The War on Poverty at 50
January 08, 2014
Today marks the 50th anniversary of LBJ’s announcing his “war on poverty.” What went wrong? What, if anything, went right? What would a real war on poverty look like in 2014? National Review Online hosted a symposium of experts to answer these questions. The following is AEI President Arthur Brooks’ response.
On January 8, 1964, President Lyndon B. Johnson declared a war on poverty. How goes the battle?
The past half-century has had its ups and downs, but the past half-decade offers reason for pessimism. Since January 2009,
- Food-stamp recipiency has increased fully 50 percent. Forty-eight million Americans — one-sixth of our country — require food assistance to get by;
- Labor-force participation has fallen to 63 percent. The smallest fraction of Americans since the 1970s are employed or seeking work;
- Uptake of disability insurance — permanent unemployment for millions — has surged by 20 percent. On average, a million new people have begun collecting disability every year;
- Unemployment among African-American teens has climbed to 38 percent.
The administration is quick to blame the Great Recession (or George W. Bush), and everyone knows the fierce headwind that the economic crisis created. But ultimately, there will be no excuses: History will assign responsibility to the president of the United States. Barring a miracle, the Obama years will be remembered as the time America gave up ground in our War on Poverty.

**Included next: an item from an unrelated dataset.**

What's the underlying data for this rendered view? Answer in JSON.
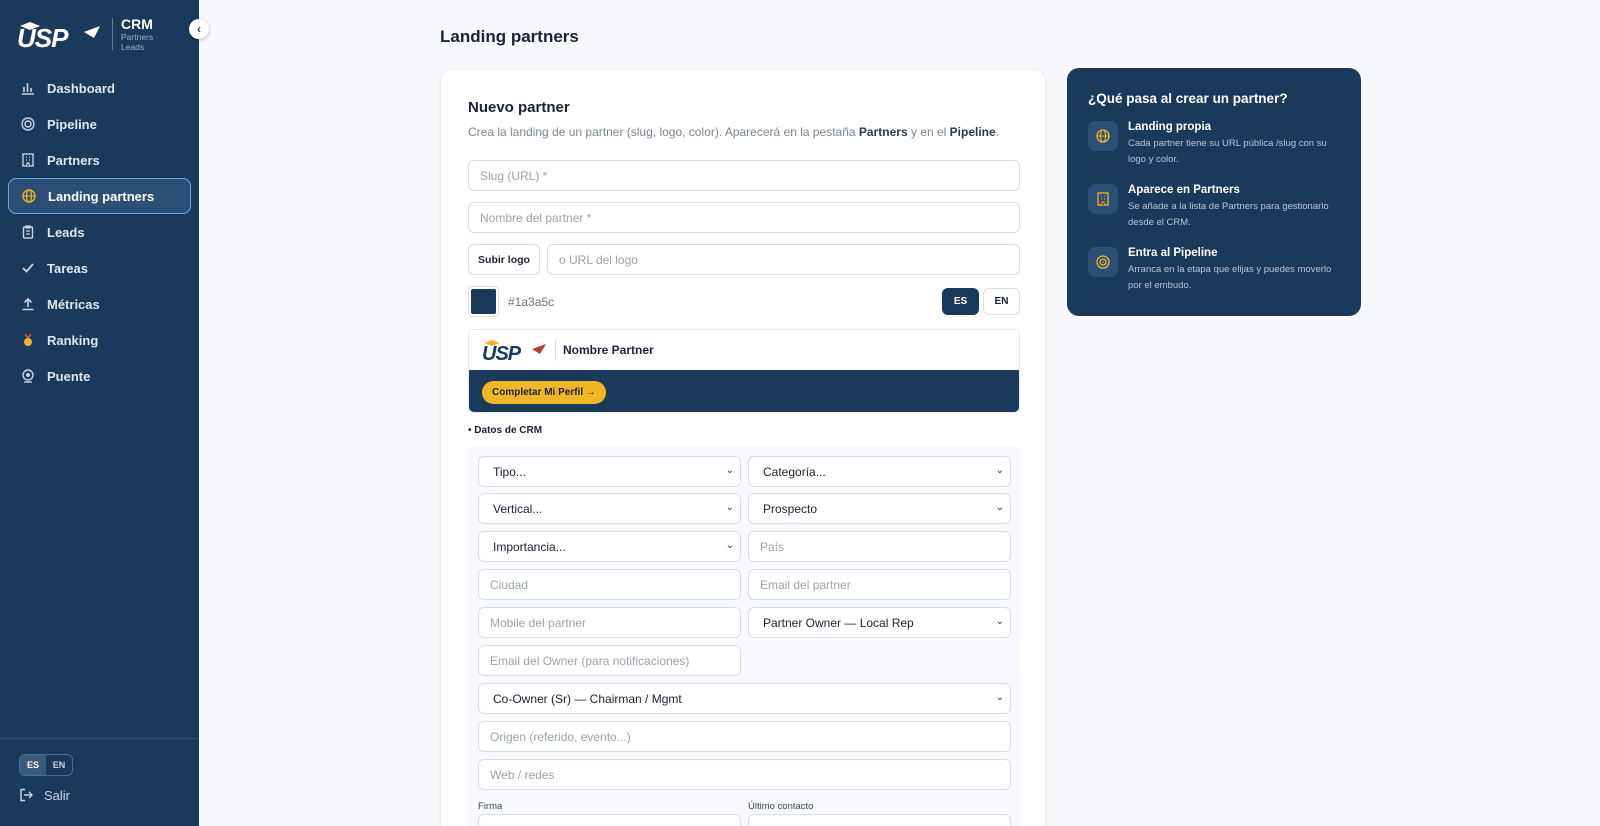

How could the administration right the ship? It could put genuinely pro-poor policies ahead of the perpetual political campaign. The president’s denunciation of income inequality and call to increase the minimum wage may be handy political cudgels, but neither is a policy that actually helps those most in need. Equalizing incomes per se does nothing to expand opportunity. And as my colleague Mike Strain points out, high minimum wages destroy job opportunities for marginalized Americans.
A better path forward would be to lower the minimum wage while expanding the Earned Income Tax Credit. Add in disruptive education reform and a radically pro-jobs agenda including everything from energy production to corporate-tax reform, and the Obama administration could execute a political turnaround for the ages.
Will President Obama be remembered for a legendary comeback or a historic failure to help vulnerable people? Listen carefully to his State of the Union address. If the president focuses on tangential issues such as income inequality and insists on counterproductive minimum-wage hikes, we will have our answer.
— Arthur Brooks is president of the American Enterprise Institute and the Beth and Ravenel Curry Scholar in Free Enterprise.